IT WAS WEDNESDAY and Gerstman had been dead for three days. Webster had gone to the office but had done little work, and nothing at all on Project Snowdrop. There were a few small cases that needed his attention: a client was buying a ball-bearing manufacturer in the Czech Republic and wanted to know what he was getting; another was wondering why the manager of its Kiev business was losing so much money (because he had been stealing it himself, was the eventual answer). Webster checked on their progress, thanked providence that his team was so good, and spent the rest of the time in his office, thinking formless thoughts about his responsibilities to others and the risks of trying to improve the world. He felt betrayed by his suspicions, by his enthusiasm, but still his theory sat by him, stronger for Gerstman’s death, at once goading his powerlessness and tempting him to resume work. Hammer took him for lunch and tried to persuade him to turn his mind back to the case. His colleagues kept a distance.
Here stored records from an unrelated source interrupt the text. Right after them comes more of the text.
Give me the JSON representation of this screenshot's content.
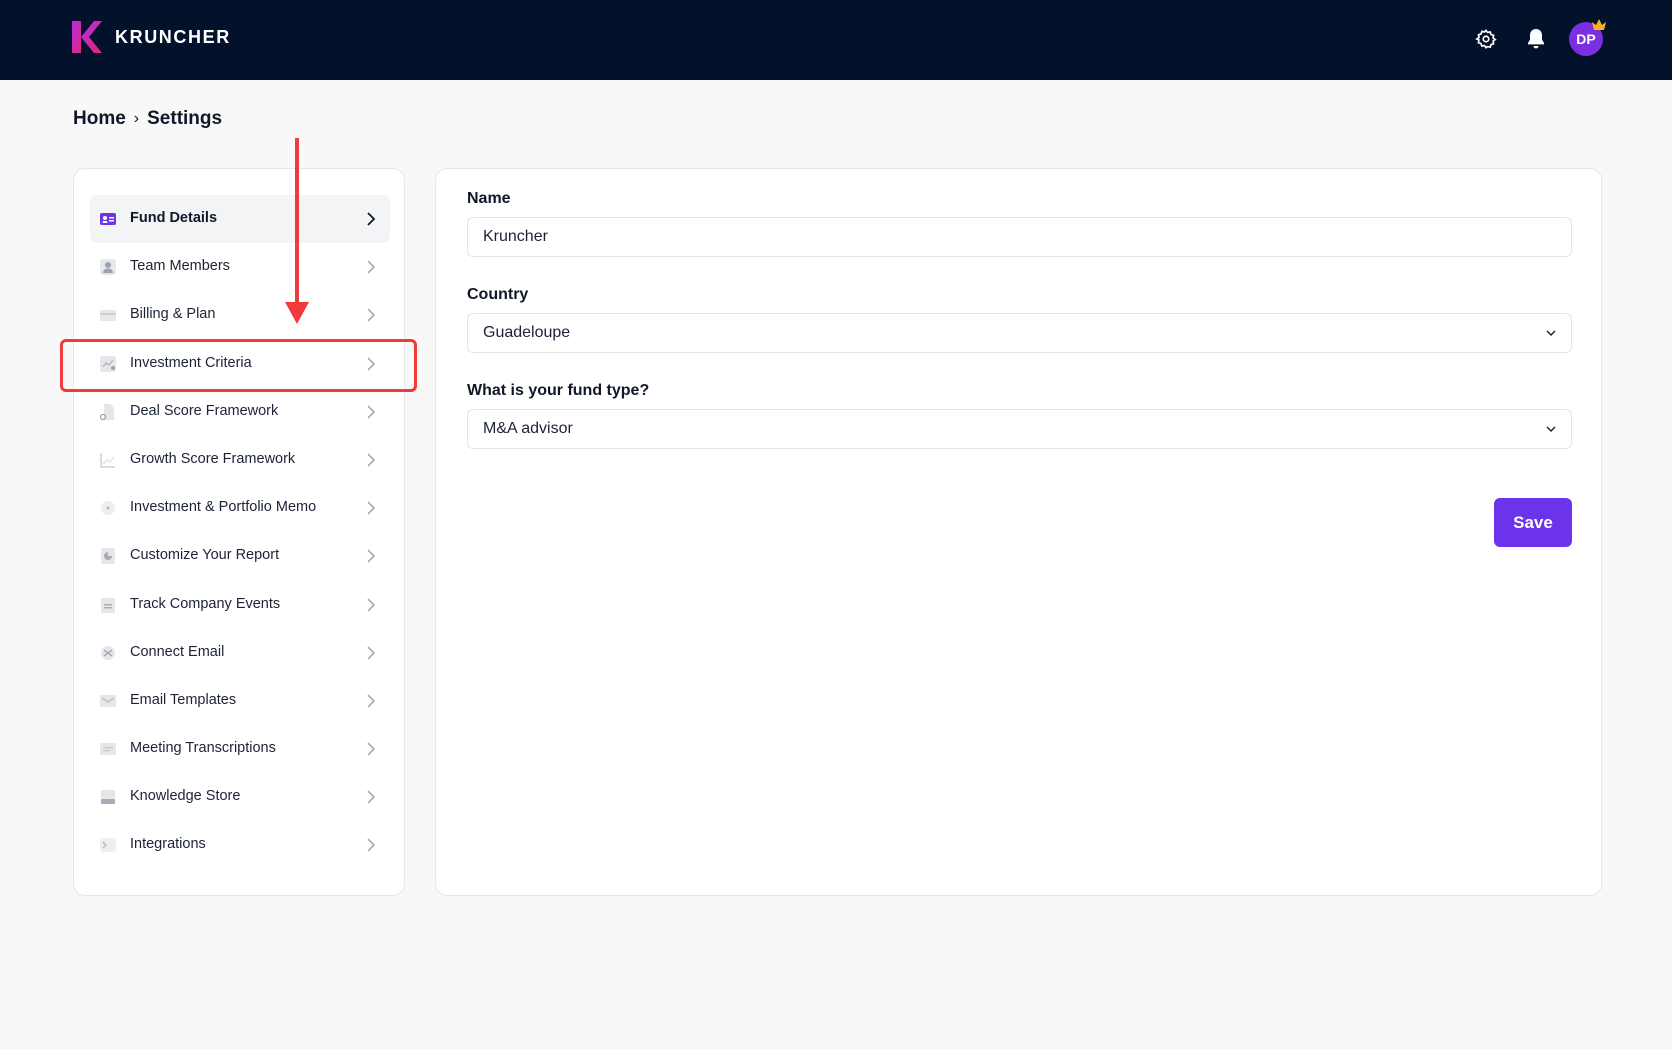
{
  "app": {
    "brand": "KRUNCHER",
    "avatar_initials": "DP"
  },
  "colors": {
    "topbar": "#03112b",
    "accent": "#6d33ea",
    "avatar": "#7a2fe0",
    "annotation": "#ef3b3b"
  },
  "breadcrumb": {
    "home": "Home",
    "separator": "›",
    "current": "Settings"
  },
  "sidebar": {
    "items": [
      {
        "label": "Fund Details",
        "icon": "id-card-icon",
        "active": true
      },
      {
        "label": "Team Members",
        "icon": "user-icon"
      },
      {
        "label": "Billing & Plan",
        "icon": "credit-card-icon"
      },
      {
        "label": "Investment Criteria",
        "icon": "criteria-icon",
        "highlighted": true
      },
      {
        "label": "Deal Score Framework",
        "icon": "framework-icon"
      },
      {
        "label": "Growth Score Framework",
        "icon": "chart-icon"
      },
      {
        "label": "Investment & Portfolio Memo",
        "icon": "memo-icon"
      },
      {
        "label": "Customize Your Report",
        "icon": "report-icon"
      },
      {
        "label": "Track Company Events",
        "icon": "events-icon"
      },
      {
        "label": "Connect Email",
        "icon": "connect-icon"
      },
      {
        "label": "Email Templates",
        "icon": "mail-icon"
      },
      {
        "label": "Meeting Transcriptions",
        "icon": "transcript-icon"
      },
      {
        "label": "Knowledge Store",
        "icon": "database-icon"
      },
      {
        "label": "Integrations",
        "icon": "terminal-icon"
      }
    ]
  },
  "form": {
    "name": {
      "label": "Name",
      "value": "Kruncher"
    },
    "country": {
      "label": "Country",
      "value": "Guadeloupe"
    },
    "fund_type": {
      "label": "What is your fund type?",
      "value": "M&A advisor"
    },
    "save_label": "Save"
  }
}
That evening Webster went to the cinema with Elsa: Tokyo Story at The Tricycle. Afterward they ate at a Japanese restaurant in Hampstead, a tiny place where he and Elsa would sit at the counter to watch the chef at the hibachi. His hands, calloused and red with heat, moved with endless fluency, placing skewers of pork and chicken skin and quails’ eggs on the blackened grill, salting and turning them, knowing precisely when they were done. Webster looked at Elsa as she read the menu on the counter. In profile, her head bowed, she looked girlish. Her hair, so dark a brown that it was taken for black, not curled and not straight, hung about her face.
They ordered: some skewers, some sushi, sea bream and mackerel with salt. Sake came in square wooden cups with more salt. They touched them together and drank.
“How was lunch?” said Elsa.
“Good. We went to that dreadful Indian he likes.”
She laughed. “Empty?”
“One other table. I don’t know how they survived before he found it.”
She turned on her chair so she was almost facing him. He continued to look down at his sake. “And what did he say?”
“You can probably guess.”
“Anything new?”
“Not really.”
“He wants you to go on?”
Webster nodded. “If I don’t, he will.” He turned to look at her. “There’s a lot at stake.”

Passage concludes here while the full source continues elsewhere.